Locally, AllianceHealth Midwest donated one to the Mid-Del School District and one to the Choctaw school district.
Nurses are also going into the schools and educating students and teachers on how to properly perform CPR.
Macklin said each week the board room was filled with representatives for nearly all departments.
“We were empowered to do that,” Macklin said. “Our administration and the board signed off … and we went in there every Monday with a sense of empowerment that we need to get from here to there and who’s best to drive the bus to get there.”
“Some days it was our Chief Nursing Officer (Gloria Ceballos, PhD, RN) who could roll out to all of nursing what needed to be done. Sometimes it was the Chief Medical Officer (Dr. Rockey Talley) who needed to get our hospitalist team on board with the protocols we were rolling out. It changed from Monday to Monday to get from where we started to where we ended.”
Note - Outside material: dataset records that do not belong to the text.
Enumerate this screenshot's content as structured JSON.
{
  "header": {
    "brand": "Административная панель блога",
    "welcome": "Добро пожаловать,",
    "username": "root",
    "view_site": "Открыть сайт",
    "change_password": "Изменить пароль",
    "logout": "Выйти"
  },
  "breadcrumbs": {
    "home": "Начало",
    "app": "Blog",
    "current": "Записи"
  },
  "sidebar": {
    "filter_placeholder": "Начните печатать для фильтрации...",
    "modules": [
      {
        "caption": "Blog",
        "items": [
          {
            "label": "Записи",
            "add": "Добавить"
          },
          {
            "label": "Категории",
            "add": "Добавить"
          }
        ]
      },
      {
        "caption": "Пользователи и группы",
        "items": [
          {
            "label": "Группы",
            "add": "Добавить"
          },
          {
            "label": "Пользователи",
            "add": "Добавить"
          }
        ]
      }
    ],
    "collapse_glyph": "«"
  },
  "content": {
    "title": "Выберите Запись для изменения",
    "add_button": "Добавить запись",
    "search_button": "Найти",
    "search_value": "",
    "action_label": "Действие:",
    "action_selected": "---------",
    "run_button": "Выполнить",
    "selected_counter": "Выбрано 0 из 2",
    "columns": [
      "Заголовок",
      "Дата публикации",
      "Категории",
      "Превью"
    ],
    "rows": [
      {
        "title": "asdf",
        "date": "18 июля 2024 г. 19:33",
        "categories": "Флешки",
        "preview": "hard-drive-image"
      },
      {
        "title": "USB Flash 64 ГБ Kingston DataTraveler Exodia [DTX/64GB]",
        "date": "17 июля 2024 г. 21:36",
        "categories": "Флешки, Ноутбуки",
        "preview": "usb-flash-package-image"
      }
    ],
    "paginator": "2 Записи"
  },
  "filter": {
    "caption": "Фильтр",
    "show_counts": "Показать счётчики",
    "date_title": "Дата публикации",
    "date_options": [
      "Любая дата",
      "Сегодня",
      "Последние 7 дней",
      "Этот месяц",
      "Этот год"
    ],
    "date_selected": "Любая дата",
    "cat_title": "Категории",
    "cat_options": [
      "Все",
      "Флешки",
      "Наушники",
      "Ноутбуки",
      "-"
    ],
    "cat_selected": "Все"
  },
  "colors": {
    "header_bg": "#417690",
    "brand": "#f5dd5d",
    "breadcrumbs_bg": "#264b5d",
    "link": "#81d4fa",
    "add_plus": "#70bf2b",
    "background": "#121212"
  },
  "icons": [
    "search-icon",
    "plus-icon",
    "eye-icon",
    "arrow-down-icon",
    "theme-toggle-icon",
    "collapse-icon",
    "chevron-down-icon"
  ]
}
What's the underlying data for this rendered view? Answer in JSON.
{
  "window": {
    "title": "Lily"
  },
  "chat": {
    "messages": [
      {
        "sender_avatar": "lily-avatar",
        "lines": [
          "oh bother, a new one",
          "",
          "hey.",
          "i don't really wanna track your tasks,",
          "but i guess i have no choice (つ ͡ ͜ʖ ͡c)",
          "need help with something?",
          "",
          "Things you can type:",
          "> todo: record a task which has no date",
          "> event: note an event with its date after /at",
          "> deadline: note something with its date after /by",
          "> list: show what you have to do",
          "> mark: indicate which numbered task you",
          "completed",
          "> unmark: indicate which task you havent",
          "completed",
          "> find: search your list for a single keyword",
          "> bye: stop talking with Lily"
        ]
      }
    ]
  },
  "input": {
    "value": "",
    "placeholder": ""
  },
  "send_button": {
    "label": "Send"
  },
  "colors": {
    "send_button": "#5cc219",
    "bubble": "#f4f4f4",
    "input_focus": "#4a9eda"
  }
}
“It really kind of brought our whole hospital around that table with a single focus.”
By achieving SCPC’s Chest Pain Center with Primary PCI with Resuscitation Accreditation status, AllianceHealth Midwest demonstrated expertise in the following areas and others:
– Integrating the emergency department with the local emergency medical system
– Effectively treating patients at low risk for acute coronary syndrome and no assignable cause for their symptoms
– Supporting community outreach programs that educate the public to promptly seek medical care if they display symptoms of a possible heart attack
Baden said with the help of AllianceHealth Midwest’s EMS service door-to-balloon intervention time has dramatically decreased.
“We’ve had STEMI’s that come directly to the cath lab,” she said. “There’s a lot of elements … and we’re trying to rule in these patients quicker. We’re decreasing the amount of damage and decreasing the length of stay.”
“Through this we’re all doing it the same way and the patients are happier. We’re all talking the same talk. Patient satisfaction scores in these units have elevated as well so we’re excited about that.”
The SCPC is the accreditation services arm of the American College of Cardiology.
AllianceHealth Midwest, located in Midwest City on the eastern edge of Oklahoma City, is a 255-bed acute care facility with nearly 300 primary care and specialty physicians.